This November, Washington State voters will decide whether to give terminally ill patients the legal right to end their lives with lethal doses of physician-prescribed medication.

As a physician I'm deeply troubled by this proposed legislation. Its presence on the ballot speaks to fundamental unmet patient needs that transcend the question of a single dose of medication. This is a grass-roots attempt by patients to formalize their right to make their voices heard. They want a vote about the direction of their medical care and they're starting with the last vote they will ever cast in life.

Patients turn to their doctors for the alleviation of pain and suffering. Let's replace patient suffering with patient suffrage--a patient's right to vote about personal medical choices. Let's let their voices be heard and votes be counted every time they see their doctors. We can do better than recognizing patients' right to place the final vote. In fact, if we could address the following legitimate concerns, the need for this legislation would be mitigated.

Fear of uncontrolled pain at the end of life.

Up to 70% of cancer patients have pain that could be controlled with more aggressive treatment, and factors from both sides of the doctor-patient relationship contribute.

Many patients falsely believe that pain at the end of life is inevitable, so they remain silent. Further, many patients and doctors and nurses fear narcotics. My own elderly patient in her final weeks of life expressed concern that she would become hooked.

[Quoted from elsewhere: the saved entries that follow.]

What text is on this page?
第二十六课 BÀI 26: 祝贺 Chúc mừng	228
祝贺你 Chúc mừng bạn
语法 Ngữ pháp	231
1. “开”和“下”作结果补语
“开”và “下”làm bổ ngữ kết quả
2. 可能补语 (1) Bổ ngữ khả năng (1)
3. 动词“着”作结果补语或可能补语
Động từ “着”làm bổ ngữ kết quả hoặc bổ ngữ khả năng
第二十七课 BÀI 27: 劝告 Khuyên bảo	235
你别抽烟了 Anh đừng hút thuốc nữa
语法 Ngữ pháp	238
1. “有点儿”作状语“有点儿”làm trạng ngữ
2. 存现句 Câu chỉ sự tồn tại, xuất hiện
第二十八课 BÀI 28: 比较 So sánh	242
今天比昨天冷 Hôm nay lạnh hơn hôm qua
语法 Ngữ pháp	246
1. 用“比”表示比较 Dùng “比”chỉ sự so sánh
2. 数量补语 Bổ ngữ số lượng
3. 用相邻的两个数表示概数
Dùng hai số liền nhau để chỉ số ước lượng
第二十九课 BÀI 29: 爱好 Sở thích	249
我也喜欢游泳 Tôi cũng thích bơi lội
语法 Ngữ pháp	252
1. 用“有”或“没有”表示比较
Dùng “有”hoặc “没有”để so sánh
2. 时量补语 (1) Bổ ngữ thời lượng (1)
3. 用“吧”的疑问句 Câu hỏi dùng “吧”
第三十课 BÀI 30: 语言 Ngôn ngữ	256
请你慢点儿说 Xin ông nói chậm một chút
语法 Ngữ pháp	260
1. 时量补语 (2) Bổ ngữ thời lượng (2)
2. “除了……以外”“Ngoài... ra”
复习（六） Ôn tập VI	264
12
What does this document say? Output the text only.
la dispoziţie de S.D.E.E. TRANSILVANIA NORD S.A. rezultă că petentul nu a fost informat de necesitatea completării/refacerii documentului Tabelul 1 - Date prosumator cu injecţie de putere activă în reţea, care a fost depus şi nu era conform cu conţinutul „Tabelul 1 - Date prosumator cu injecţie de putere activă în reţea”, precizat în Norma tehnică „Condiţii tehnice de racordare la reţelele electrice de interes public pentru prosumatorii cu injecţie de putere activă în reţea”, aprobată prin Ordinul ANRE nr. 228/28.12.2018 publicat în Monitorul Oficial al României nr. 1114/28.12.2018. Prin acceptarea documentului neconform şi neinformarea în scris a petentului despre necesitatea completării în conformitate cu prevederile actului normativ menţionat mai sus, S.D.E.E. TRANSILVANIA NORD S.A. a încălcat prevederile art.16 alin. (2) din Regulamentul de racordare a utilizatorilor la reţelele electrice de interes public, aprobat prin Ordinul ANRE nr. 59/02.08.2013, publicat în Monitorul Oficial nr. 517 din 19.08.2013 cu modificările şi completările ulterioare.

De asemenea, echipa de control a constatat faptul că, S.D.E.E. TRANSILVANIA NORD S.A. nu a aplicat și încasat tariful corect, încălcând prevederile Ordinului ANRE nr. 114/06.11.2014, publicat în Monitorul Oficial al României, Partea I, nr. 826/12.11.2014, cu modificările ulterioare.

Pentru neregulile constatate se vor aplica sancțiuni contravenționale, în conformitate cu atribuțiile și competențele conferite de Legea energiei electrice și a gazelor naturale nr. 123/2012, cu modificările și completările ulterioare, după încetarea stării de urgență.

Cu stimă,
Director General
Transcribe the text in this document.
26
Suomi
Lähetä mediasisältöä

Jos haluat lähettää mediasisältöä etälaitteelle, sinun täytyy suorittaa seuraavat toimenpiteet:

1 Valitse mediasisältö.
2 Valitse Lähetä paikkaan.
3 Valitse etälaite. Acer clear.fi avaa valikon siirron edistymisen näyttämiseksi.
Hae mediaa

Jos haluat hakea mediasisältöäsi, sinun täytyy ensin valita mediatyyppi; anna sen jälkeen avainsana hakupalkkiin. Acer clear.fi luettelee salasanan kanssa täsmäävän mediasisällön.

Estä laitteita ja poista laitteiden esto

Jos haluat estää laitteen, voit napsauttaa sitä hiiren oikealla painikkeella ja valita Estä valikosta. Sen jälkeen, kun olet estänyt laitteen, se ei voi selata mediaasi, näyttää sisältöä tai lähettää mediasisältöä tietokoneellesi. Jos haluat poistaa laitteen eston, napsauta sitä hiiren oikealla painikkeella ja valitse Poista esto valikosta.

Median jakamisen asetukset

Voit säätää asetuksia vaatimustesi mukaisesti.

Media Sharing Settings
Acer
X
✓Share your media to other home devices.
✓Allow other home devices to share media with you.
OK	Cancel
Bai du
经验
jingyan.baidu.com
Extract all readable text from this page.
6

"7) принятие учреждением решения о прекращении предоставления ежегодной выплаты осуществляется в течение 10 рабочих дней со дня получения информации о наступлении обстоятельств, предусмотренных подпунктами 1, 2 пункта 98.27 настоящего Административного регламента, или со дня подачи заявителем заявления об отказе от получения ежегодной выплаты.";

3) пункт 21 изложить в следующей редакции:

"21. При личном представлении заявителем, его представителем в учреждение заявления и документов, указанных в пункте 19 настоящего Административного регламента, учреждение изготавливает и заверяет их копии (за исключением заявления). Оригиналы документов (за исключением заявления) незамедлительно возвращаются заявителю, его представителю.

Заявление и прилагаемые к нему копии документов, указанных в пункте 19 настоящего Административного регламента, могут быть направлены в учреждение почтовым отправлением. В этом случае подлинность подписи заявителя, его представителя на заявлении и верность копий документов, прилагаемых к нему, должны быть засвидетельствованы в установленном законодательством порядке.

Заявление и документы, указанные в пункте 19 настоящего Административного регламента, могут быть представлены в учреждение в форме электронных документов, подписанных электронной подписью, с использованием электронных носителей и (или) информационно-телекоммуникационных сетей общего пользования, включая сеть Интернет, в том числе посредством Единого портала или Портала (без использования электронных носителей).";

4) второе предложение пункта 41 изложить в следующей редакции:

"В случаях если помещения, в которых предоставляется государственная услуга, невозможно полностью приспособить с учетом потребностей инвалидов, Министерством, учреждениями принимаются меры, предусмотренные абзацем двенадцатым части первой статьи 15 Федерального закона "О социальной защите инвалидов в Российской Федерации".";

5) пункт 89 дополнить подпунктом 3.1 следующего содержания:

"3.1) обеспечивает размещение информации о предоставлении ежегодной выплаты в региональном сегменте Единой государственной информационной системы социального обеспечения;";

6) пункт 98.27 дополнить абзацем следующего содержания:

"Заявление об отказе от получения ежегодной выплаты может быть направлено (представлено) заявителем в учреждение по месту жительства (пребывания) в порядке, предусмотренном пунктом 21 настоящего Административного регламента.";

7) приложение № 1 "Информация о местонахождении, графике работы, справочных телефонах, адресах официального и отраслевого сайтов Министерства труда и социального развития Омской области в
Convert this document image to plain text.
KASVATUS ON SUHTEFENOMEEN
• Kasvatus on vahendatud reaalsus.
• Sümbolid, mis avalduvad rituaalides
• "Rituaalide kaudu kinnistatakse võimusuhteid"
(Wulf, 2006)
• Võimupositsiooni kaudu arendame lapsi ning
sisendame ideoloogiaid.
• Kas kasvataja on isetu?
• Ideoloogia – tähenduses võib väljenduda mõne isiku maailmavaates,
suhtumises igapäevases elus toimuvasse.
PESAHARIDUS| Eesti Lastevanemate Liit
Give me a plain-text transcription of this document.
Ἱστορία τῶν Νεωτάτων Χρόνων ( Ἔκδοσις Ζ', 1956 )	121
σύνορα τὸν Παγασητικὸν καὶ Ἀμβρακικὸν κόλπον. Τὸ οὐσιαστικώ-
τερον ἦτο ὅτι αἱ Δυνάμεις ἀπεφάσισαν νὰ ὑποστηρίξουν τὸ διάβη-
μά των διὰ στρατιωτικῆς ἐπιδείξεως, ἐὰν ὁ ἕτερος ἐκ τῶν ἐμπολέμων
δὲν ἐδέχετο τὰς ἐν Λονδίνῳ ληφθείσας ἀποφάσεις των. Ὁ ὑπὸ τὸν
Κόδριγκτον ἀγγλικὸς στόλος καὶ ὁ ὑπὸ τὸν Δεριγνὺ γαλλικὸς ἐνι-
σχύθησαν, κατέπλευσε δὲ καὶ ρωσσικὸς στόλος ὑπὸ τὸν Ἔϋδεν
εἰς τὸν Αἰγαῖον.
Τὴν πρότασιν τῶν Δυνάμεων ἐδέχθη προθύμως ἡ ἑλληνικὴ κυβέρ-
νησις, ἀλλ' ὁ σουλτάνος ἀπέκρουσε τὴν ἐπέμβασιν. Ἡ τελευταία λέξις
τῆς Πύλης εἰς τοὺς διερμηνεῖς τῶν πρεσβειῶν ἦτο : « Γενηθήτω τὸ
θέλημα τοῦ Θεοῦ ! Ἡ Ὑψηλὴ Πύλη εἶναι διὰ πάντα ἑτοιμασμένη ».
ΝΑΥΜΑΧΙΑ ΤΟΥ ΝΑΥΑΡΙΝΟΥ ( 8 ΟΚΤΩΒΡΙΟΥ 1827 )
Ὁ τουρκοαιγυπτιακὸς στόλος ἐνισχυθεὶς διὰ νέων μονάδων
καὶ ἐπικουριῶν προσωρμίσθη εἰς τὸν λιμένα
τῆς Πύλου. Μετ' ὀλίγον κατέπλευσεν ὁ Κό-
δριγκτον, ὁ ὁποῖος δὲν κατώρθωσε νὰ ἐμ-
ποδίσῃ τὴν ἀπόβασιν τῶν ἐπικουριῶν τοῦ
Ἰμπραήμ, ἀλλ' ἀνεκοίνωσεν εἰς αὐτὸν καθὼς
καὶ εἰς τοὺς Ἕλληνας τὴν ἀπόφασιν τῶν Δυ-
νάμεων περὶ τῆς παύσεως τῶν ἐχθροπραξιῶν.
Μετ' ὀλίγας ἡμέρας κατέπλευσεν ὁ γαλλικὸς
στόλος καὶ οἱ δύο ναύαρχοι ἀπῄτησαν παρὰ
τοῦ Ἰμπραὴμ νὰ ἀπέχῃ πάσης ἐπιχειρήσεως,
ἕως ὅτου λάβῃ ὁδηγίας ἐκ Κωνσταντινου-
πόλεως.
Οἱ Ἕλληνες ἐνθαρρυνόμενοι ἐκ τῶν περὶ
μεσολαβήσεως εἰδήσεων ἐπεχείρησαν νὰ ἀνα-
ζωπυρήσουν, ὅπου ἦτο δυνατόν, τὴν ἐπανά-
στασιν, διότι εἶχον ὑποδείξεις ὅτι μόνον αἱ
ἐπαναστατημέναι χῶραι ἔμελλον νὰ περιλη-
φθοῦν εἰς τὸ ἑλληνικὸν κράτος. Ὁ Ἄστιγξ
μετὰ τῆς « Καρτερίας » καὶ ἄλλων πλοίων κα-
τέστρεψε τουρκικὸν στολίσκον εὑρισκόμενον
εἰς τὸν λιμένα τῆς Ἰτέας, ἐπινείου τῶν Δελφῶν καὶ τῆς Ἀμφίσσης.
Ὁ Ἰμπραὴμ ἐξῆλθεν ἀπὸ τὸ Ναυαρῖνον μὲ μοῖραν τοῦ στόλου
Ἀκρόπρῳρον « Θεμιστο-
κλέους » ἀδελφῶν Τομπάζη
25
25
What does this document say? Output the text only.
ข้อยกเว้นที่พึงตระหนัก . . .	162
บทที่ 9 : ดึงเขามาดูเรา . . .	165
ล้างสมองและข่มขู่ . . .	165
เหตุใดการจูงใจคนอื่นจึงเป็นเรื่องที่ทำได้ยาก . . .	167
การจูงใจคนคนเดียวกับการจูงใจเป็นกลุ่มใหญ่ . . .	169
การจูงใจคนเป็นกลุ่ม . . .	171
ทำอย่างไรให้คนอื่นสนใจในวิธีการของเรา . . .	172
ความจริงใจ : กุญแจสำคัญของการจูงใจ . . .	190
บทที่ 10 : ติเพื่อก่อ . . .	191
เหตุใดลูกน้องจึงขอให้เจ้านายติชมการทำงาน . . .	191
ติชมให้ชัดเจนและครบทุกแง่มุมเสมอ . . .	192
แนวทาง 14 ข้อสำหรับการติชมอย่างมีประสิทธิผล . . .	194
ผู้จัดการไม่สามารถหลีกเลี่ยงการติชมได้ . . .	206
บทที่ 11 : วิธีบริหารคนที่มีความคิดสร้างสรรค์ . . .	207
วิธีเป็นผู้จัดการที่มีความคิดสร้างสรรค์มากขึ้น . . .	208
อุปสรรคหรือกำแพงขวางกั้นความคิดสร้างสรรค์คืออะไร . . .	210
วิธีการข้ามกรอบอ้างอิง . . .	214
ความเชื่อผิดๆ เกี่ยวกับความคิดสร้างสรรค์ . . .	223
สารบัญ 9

Health care professionals' fear of overtreating patients with a lethal dose of narcotics that leads to undertreatment—choosing pain over death—leads to proposed legislation that allows patients to choose death over pain.

All of us—patients and doctors and nurses and family caregivers—can contribute to solutions by routinely including pain management in medical conversations.

Fear of being a burden to family and friends.

If you have not cared for aging parents, a sick spouse or a failing friend, this issue may not be on your radar screen. Family caregiving is a topic veiled in hushed silence.

The facts are sobering. Family and friends who help loved ones deal with acute and chronic illness serve as an extension of our health care system, providing 80% of all long-term care services in this country. Their unpaid service is valued at over $300 billion a year, on par with the entire annual Medicare budget.

Family caregiving involves heavy lifting, both figuratively and sometimes physically. . Let's ease the burden of family caregivers by offering resources that help them care for themselves as they care for others so that this task becomes an act of love.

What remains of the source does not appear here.